Continua a far discutere in Inghilterra l’uscita dell’atteso Alice nel paese delle meraviglie di Tim Burton, per la quale Disney avrebbe impostato un tempo di 90 giorni tra l’uscita cinematografica e la release in home video, che ha suscitato la protesta di circuiti importanti quali Odeon e Vue. Al contrario, come riporta Variety, il secondo circuito cinematografico inglese Cineword ha annunciato ieri che programmerà Alice nel paese delle meraviglie dopo aver raggiunto con Disney un accordo. Cineword avrebbe infatti ricevuto assicurazioni da parte di Disney che la società non intende applicare la riduzione del tempo trascorso tra l’uscita cinematografica e la release in home video di ogni film.
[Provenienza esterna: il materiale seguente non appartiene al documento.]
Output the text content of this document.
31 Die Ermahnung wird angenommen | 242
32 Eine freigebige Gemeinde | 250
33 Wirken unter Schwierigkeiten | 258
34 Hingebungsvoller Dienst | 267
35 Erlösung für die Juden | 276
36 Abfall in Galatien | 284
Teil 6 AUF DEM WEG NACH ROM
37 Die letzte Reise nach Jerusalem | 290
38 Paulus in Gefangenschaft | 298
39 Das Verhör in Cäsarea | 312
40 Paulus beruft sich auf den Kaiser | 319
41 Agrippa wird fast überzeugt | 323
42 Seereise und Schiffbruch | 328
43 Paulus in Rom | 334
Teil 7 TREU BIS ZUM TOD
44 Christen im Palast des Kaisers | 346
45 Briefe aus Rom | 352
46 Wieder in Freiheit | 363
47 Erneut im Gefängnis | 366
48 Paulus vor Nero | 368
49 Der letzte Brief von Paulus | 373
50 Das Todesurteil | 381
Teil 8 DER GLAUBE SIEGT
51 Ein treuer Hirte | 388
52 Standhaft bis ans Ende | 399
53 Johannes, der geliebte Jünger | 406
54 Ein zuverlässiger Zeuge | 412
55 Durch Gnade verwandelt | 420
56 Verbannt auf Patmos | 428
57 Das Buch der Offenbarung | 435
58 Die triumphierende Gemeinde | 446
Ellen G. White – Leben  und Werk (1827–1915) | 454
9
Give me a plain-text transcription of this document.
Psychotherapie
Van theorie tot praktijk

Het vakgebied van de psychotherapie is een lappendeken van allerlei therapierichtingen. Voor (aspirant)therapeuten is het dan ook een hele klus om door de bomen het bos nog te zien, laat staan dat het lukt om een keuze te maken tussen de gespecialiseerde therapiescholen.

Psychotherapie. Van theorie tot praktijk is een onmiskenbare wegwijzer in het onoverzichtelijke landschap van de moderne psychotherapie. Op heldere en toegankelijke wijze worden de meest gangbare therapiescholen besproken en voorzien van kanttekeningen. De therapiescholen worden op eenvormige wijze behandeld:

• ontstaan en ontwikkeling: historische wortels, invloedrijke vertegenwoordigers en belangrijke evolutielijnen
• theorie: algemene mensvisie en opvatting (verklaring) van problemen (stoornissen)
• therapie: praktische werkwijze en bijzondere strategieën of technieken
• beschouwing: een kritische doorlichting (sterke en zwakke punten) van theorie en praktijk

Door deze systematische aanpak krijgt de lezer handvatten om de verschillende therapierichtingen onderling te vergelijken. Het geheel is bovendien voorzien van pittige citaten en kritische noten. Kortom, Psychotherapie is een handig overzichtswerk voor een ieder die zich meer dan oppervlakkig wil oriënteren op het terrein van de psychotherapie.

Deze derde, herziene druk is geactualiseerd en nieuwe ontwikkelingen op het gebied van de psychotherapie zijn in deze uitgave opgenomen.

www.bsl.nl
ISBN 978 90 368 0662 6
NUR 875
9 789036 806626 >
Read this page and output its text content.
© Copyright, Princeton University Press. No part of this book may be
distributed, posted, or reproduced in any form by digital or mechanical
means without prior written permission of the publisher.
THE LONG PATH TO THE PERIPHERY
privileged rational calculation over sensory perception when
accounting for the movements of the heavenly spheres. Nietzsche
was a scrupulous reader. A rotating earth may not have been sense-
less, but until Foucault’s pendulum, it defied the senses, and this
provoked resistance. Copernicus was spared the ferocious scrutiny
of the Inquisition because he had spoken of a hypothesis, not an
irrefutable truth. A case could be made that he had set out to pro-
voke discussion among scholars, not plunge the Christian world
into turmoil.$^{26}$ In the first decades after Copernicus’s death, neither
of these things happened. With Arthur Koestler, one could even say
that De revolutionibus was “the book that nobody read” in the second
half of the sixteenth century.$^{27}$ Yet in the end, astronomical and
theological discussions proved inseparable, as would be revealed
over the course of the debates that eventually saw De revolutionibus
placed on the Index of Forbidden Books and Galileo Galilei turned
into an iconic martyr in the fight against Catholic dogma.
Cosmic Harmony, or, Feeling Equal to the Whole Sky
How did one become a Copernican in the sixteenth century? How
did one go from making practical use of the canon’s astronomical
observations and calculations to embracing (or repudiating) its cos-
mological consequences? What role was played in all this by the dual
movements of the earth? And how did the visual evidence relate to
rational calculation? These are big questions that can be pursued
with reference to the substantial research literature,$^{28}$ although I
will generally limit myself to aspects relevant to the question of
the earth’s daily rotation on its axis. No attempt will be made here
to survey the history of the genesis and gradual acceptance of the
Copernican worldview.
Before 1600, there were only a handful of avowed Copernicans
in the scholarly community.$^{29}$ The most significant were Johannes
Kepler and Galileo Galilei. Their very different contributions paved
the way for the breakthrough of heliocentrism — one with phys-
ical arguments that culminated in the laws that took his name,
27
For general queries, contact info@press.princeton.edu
Continuano la protesta, invece, gli altri due grandi circuiti inglesi Odeon e Vue, che hanno confermato l’intenzione di boicottare il film di Burton nelle loro strutture, ritirando i materiali e non proiettando il trailer, fino a che Disney non retroceda nella decisione. Anche in Italia circuiti quali Uci e The Space minacciano di non programmare il film, in uscita il 3 marzo, se il tempo trascorso tra l’uscita cinematografica e la release in home video  sarà di 90 giorni; sul chi vive anche le associaizoni Anec e Anem.

Alice nel paese delle meraviglie , il film in 3D diretto da Tim Burton, con Johnny Depp, Helena Bonham Carter, Anne Hathaway e Mia Wasikowska, uscirà il 3 marzo.